Halaman

Selasa, 09 Februari 2021

terbelit lidah sendiri

terbelit lidah sendiri

 Demi pembangunan nasional menunjang kebutuhan hidup bermasyarakat, berbangsa, bernegara. Maka daripada itu bukan hal menggelikan jika antar periode presiden, memanfaatkan utang luar negeri, mendayagunakan bantuan sosial asing identik barter politik.

 Berlakulah paribasan Jawa “kacang mangsa ninggala lanjaran!”. Dominasi input, masukan politik menentukan laju peradaban berkemajuan. Norma politik mengadop kebijakan internasioanl. Berdampak mulai dari proses legislasi sampai praktik demokrasi permukaan, ambang atas. Maksudnya, kemanfaatan politik multipartai semakin ke atas, semakin mengambang. Tidak menapak dan mengakar ke bawah, dasar bermasyarakat.

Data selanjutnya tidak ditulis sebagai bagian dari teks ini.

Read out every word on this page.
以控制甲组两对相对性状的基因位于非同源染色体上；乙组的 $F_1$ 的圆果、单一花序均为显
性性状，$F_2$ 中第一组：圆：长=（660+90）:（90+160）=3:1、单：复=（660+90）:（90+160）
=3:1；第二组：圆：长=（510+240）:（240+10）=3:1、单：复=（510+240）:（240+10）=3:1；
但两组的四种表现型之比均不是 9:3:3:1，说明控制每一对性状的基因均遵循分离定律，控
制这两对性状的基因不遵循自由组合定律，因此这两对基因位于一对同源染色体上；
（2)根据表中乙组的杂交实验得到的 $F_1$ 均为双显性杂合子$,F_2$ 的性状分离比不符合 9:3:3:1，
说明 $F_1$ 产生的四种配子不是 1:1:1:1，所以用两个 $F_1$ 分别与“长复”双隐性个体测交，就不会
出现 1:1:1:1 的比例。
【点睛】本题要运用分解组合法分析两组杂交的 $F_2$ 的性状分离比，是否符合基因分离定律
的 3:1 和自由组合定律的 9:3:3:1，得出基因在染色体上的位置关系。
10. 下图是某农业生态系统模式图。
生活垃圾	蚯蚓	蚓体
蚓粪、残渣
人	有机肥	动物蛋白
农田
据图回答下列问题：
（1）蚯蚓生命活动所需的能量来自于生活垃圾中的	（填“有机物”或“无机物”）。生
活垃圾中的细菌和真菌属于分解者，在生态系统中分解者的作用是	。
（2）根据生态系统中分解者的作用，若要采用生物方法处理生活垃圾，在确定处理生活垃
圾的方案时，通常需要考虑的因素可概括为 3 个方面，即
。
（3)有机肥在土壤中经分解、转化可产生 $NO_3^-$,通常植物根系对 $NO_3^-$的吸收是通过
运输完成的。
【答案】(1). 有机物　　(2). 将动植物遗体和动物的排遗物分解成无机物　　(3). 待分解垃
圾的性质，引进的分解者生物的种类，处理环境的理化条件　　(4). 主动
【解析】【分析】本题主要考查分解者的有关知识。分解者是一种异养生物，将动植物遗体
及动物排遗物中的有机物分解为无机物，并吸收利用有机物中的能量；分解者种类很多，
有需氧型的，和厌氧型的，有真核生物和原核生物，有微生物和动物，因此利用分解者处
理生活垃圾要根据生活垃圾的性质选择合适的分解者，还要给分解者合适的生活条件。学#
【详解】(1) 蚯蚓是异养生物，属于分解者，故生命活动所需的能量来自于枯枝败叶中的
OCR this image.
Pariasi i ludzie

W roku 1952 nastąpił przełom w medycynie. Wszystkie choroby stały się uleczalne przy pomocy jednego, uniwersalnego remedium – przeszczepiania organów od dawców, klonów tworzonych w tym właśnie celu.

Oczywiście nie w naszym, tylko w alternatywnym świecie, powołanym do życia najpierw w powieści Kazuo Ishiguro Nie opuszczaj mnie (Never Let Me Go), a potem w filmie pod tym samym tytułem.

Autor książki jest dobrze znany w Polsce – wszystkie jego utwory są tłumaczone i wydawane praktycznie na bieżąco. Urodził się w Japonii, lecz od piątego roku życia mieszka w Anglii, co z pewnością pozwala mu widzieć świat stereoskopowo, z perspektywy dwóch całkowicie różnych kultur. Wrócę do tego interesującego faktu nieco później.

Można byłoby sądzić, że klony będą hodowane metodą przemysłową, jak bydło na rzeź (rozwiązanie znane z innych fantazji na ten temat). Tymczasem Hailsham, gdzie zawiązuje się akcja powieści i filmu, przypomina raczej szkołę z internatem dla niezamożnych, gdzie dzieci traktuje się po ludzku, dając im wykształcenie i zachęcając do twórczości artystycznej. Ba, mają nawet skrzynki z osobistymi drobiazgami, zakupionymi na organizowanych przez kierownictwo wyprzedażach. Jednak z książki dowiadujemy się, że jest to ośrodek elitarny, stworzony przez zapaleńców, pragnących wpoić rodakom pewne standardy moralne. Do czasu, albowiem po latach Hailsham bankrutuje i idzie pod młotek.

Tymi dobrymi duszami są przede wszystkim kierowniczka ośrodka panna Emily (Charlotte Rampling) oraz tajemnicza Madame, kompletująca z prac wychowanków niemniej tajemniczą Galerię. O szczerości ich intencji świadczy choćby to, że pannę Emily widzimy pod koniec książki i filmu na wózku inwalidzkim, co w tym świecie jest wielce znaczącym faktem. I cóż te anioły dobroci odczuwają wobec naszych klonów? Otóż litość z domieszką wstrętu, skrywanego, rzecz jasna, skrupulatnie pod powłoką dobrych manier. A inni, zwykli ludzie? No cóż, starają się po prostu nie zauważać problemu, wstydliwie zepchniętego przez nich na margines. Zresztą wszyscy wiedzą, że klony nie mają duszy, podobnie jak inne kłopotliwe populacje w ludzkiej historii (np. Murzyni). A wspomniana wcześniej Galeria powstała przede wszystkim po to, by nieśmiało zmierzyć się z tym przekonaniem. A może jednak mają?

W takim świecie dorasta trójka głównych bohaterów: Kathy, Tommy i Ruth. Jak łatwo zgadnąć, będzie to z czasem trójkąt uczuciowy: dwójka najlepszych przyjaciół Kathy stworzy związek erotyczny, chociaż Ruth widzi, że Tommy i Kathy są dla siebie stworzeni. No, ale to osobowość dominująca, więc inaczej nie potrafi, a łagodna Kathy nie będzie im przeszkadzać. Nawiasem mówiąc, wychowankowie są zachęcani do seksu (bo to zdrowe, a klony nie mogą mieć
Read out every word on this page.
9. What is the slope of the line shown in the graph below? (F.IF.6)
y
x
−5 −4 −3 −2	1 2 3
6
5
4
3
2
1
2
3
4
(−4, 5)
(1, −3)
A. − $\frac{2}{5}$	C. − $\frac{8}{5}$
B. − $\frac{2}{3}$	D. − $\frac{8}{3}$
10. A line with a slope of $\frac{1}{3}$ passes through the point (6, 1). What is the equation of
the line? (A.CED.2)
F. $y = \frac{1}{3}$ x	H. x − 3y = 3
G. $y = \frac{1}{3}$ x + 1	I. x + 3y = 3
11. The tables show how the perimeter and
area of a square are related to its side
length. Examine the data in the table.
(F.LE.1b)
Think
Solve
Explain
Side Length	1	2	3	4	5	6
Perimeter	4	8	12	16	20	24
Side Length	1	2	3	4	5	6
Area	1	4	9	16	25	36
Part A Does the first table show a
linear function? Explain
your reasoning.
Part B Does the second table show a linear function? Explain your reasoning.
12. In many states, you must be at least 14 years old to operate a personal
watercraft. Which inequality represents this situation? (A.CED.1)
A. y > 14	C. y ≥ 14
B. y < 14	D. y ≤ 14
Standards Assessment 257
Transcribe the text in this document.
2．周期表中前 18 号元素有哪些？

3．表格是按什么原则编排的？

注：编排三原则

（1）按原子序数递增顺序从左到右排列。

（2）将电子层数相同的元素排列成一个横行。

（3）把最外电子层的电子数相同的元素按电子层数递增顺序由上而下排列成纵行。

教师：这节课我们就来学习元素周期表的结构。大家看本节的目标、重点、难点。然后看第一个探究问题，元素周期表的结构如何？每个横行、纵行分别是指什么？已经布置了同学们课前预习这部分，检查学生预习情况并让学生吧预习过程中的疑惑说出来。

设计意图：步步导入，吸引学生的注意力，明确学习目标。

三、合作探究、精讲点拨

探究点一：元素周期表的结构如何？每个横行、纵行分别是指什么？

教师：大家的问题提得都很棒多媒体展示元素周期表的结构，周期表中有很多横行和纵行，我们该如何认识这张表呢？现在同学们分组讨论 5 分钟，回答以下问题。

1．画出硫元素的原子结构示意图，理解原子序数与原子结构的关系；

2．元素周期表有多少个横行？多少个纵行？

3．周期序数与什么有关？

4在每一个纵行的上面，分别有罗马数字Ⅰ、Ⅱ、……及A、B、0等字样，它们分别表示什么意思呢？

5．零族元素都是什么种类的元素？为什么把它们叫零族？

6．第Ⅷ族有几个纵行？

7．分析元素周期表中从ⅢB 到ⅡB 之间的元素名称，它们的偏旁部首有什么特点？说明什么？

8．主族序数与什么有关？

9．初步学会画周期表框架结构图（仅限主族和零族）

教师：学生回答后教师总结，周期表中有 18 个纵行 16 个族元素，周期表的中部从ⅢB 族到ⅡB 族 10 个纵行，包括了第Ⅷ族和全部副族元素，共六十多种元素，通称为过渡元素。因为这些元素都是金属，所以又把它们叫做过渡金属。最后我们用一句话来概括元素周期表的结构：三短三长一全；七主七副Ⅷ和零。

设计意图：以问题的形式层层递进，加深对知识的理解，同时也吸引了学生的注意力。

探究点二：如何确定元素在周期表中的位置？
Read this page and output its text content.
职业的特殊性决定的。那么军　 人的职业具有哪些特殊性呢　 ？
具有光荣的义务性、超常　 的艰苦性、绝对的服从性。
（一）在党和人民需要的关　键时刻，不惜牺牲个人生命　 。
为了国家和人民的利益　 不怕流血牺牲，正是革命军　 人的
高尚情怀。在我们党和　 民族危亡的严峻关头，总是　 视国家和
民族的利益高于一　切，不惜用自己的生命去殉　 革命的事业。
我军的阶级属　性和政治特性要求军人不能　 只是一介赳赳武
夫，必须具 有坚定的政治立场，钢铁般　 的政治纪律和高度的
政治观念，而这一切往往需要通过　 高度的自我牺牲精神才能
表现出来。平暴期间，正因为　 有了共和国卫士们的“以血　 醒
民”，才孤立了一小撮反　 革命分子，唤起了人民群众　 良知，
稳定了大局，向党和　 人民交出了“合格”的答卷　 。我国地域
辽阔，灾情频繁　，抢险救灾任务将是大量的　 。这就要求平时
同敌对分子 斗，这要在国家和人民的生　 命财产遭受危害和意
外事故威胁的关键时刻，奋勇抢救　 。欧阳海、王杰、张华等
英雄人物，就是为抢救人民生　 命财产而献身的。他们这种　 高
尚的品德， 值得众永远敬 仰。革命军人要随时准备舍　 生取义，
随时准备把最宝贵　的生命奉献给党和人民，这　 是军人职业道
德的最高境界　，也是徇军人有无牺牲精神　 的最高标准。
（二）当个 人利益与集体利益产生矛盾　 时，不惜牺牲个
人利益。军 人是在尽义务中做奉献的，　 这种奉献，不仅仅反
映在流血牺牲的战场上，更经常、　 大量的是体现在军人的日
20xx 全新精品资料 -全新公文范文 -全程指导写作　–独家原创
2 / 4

 Jika politisi sipil dikenal karena pemikiran – terlebih dibukukan, dibakukan – beda zaman beda naskah. Era reformasi memberi kesempatan dan peluang kepada anggota partai untuk obral ujaran, bebas buka cangkem sembarang tempat dan tidak kenal waktu. Jasa media massaa arus pendek yang dipelihara oleh negara kian melancarkan asas ringan lidah, ringan mulut. Begitulah bukti paribasan Jawa “kakèhan galudhug kurang udan”.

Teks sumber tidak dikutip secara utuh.